**
Christian Urban
** - Strong Normalisation of Cut-Elimination in Classical Logic

The talk will concentrate on a sequent-calculus formulation for classical logic where the cut-elimination procedure is strongly normalising. Gentzen has shown in 1934 that all cuts can be eliminated from proofs in LK and LJ. Since then many cut-elimination theorems have appeared for various sequent-calculus formulations. Most of them, including Gentzen's original, provide a cut-elimination procedure which is only weakly normalising.

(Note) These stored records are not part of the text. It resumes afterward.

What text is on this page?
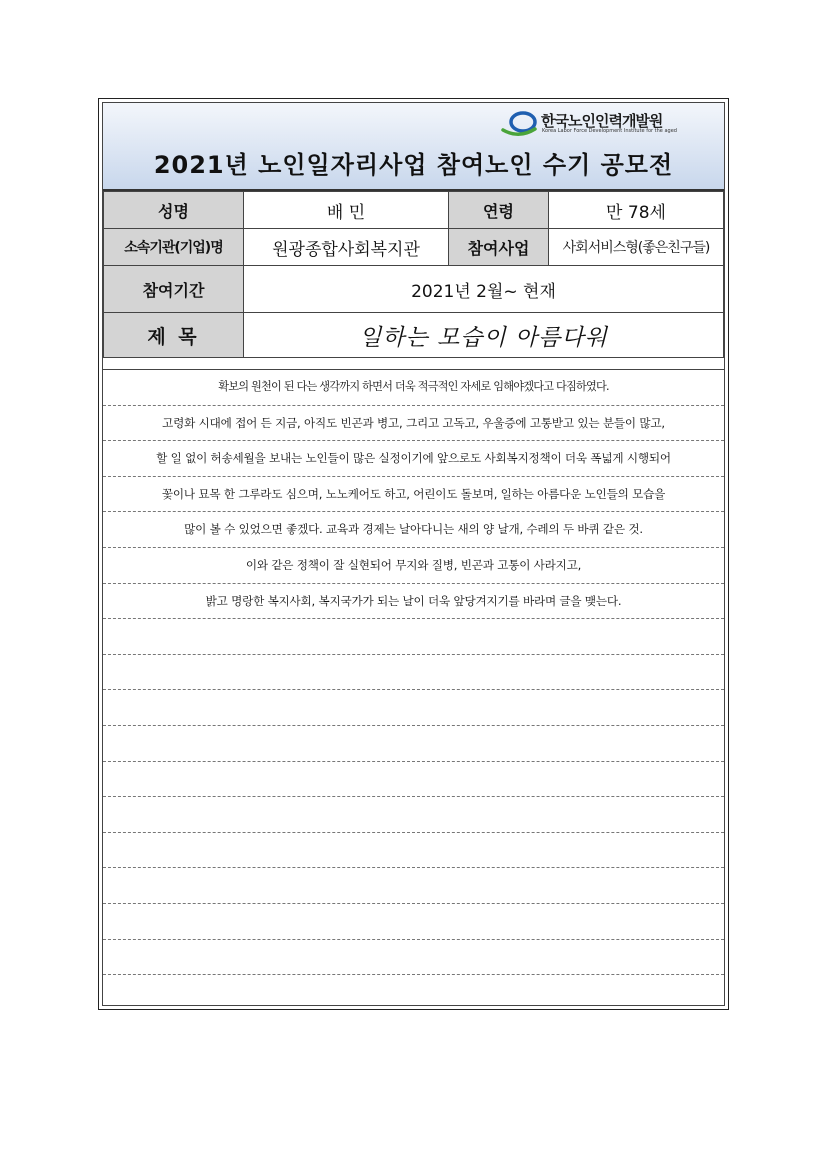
한국노인인력개발원
Korea Labor Force Development Institute for the aged
2021년 노인일자리사업 참여노인 수기 공모전
성명	배 민	연령	만 78세
소속기관(기업)명	원광종합사회복지관	참여사업	사회서비스형(좋은친구들)
참여기간	2021년 2월~ 현재		
제 목	일하는 모습이 아름다워		
확보의 원천이 된 다는 생각까지 하면서 더욱 적극적인 자세로 임해야겠다고 다짐하였다.
고령화 시대에 접어 든 지금, 아직도 빈곤과 병고, 그리고 고독고, 우울증에 고통받고 있는 분들이 많고,
할 일 없이 허송세월을 보내는 노인들이 많은 실정이기에 앞으로도 사회복지정책이 더욱 폭넓게 시행되어
꽃이나 묘목 한 그루라도 심으며, 노노케어도 하고, 어린이도 돌보며, 일하는 아름다운 노인들의 모습을
많이 볼 수 있었으면 좋겠다. 교육과 경제는 날아다니는 새의 양 날개, 수레의 두 바퀴 같은 것.
이와 같은 정책이 잘 실현되어 무지와 질병, 빈곤과 고통이 사라지고,
밝고 명랑한 복지사회, 복지국가가 되는 날이 더욱 앞당겨지기를 바라며 글을 맺는다.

In intuitionistic logic we know by the Curry-Howard correspondence that the notion of cut-elimination is closely related to the notion of reduction of typed lambda-terms. As a consequence we have a precise computational meaning for the corresponding cut-elimination procedure and strong normalisation results become desirable. Recent approaches attempt to extend the Curry-Howard correspondence to classical logic. However, it is rather difficult to design a reduction system for classical logic which is strongly normalising. Therefore all those approaches impose some from of restriction on the cut-elimination rules to ensure strong normalisation. In my talk I shall present a term-calculus for classical logic and the cut-elimination steps will be given as rewrite rules. The cut-elimination procedure adapts the standard cut-transformations and no additional information is required to guide the cut-elimination process. The talk will conclude with some remarks on the computational meaning of the presented cut-elimination procedure.